●はじめに
システム開発のプロジェクトにおいては、さまざまな予想外の問題が発生して、修羅場(プロジェクトの炎上)になることがあります。例えば
・モンスター顧客による、過大な機能要求
・顧客からの無理な納期短縮要請
・C/O直前の機能追加や変更(ちゃぶ台ひっくり返し)
・開発ベンダーの倒産によるメンバーの離脱
等、数え上げれば切りがありません。このような修羅場に対して、リーダーシップを発揮して、修羅場を乗り越え、プロジェクトを成功に導く「出来るプロマネの哲学」について、話を進めたいと思います。
●出来るプロマネの哲学(心構え) ~ 出来るプロマネに必要な3つの哲学
1.持論を持つ(プロジェクトに正解はないので自分なりの仕事のやり方やルールを持つ)
マネジメントの大家であるドラッカーも、「問題に対する答えが1つではないという事こそマネジメントの特徴がある」と述べています。開発規模や、プロジェクト環境が異なれば、問題発生時の対応も異なります。過去うまくいったことが今回もうまくいくとは限らないという認識が必要です。
例えば、要件定義の進め方についても、プロジェクトの特性に応じて臨機応変に対応することが必要です。一般的には、アンケートやインタビューで要件を纏めるという手法もありますが、ステーク・ホルダーが多い場合は、現実的なやり方とは言えません。小生は、病院システムの開発に携わった際は、ステーク・ホルダーの数が多く、全員からヒアリングすることは時間的に困難と判断しました。そこで少人数のワーキング・グループを結成して、要求事項を収集し、経営層によるステコミで要求事項の優先順位を決めて絞り込むことにより、予定の期間内で要件定義を実施することができました。従来のやり方にこだわらず、プロジェクトの環境に合わせて、仕事の進め方を臨機応変に変える必要があるというのは、小生の持論です。また、振り返りを行うことにより、持論をBrush upしていきます。
2.コミュニケーションを通してステーク・ホルダーを動かす(上も下も動かす)
プロジェクトを成功に導く最大の要素は、ステーク・ホルダーとのコミュニケーションです。失敗するプロジェクトの大半は、ステーク・ホルダーとの「コミュニケーション不全」が原因です。出来るプロマネは、コミュニケーションに80~90%の時間を費やしています。プロジェクトメンバーとのコミュニケーションや、上司とのコミュニケーションも必要です。
更に、小生の経験からいえば、「上の上」とのコミュニケーションも肝要です。プロマネとしては、直属上司だけでなく、上司の上司とのコミュニケーションも視野に入れる必要があります。
3.出来ない理由ではなく、どうしたら出来るかを常に考える(Why can’t → How canマインド)

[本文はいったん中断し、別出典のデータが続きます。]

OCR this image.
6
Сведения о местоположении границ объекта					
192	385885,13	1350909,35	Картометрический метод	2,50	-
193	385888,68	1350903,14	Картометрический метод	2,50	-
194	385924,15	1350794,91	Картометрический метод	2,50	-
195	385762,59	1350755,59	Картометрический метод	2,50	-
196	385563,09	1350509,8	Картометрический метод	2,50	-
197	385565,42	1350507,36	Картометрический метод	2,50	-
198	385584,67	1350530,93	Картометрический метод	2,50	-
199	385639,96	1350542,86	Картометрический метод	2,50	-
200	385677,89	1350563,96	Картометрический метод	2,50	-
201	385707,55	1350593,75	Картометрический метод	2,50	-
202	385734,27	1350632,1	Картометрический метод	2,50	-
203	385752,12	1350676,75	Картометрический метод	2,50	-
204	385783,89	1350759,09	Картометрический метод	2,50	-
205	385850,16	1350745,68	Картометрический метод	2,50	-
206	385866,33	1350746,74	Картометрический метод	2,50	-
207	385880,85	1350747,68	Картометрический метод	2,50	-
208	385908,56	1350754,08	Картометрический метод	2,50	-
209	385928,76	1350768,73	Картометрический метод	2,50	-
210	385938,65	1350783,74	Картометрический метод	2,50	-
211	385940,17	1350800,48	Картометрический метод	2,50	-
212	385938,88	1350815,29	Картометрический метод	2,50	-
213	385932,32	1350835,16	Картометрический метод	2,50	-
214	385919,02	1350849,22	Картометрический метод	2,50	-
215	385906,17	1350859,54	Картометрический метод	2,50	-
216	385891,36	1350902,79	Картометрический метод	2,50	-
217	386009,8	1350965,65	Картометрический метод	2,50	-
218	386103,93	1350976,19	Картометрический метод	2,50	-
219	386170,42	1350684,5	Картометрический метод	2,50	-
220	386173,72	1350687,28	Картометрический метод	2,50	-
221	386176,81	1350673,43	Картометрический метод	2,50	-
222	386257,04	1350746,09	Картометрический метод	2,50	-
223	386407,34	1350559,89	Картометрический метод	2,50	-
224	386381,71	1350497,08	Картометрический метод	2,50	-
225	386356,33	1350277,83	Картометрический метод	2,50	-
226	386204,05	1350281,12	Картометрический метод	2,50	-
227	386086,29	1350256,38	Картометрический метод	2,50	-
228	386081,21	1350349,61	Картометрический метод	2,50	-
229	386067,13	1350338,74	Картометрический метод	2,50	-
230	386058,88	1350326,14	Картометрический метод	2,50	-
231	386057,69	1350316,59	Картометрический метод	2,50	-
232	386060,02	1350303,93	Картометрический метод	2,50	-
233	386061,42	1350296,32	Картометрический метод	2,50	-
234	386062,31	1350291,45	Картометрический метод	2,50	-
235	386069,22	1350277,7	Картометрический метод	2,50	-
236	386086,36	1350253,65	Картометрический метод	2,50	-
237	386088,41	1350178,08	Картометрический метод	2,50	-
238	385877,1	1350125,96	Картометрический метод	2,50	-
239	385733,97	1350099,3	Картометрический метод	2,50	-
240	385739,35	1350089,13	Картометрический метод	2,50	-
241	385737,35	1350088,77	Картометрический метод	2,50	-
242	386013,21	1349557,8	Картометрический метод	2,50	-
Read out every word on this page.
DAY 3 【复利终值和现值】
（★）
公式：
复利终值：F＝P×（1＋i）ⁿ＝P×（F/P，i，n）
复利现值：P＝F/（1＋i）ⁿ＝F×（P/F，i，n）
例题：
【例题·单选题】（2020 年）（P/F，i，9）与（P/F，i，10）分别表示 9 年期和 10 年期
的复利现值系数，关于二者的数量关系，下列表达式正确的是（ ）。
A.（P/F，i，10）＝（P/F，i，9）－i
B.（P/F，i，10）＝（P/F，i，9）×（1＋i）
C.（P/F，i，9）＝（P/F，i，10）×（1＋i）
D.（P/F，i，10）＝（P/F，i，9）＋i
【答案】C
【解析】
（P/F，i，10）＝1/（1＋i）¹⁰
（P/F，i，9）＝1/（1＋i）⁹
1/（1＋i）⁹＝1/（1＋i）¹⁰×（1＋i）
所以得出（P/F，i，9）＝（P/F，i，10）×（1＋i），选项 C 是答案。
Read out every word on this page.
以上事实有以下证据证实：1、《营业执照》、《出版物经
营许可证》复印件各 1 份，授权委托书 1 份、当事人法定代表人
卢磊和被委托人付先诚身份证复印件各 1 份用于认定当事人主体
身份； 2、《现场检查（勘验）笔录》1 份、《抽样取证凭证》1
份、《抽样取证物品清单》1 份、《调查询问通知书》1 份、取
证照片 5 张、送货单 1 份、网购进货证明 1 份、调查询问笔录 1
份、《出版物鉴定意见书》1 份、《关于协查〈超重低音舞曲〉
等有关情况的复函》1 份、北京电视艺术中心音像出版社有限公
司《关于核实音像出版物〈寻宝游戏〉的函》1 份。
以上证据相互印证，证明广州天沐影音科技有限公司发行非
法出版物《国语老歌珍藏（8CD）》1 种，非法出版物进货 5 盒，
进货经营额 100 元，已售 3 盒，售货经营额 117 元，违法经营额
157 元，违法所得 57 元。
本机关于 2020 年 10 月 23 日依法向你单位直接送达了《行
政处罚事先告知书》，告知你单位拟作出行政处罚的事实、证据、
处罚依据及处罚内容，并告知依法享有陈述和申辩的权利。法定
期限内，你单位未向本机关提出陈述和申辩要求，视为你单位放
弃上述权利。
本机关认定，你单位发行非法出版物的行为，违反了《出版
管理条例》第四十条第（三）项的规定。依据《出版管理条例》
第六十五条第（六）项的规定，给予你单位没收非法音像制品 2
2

プロジェクトでは、いろんな課題・問題が発生します。それに対して、できない理由を考えるのではなく、どうしたら出来るかを前向きに考えることが肝要です。
いわゆる、Negative思考→Positive思考へのビリーフ・チェンジが必要です。技術的に解決できない場合でも、政治的に解決できる場合があります。必ず解決できると信念を持つことが必要です。そのような諦めない姿勢が、周りのステーク・ホルダーを動かしていくことになります。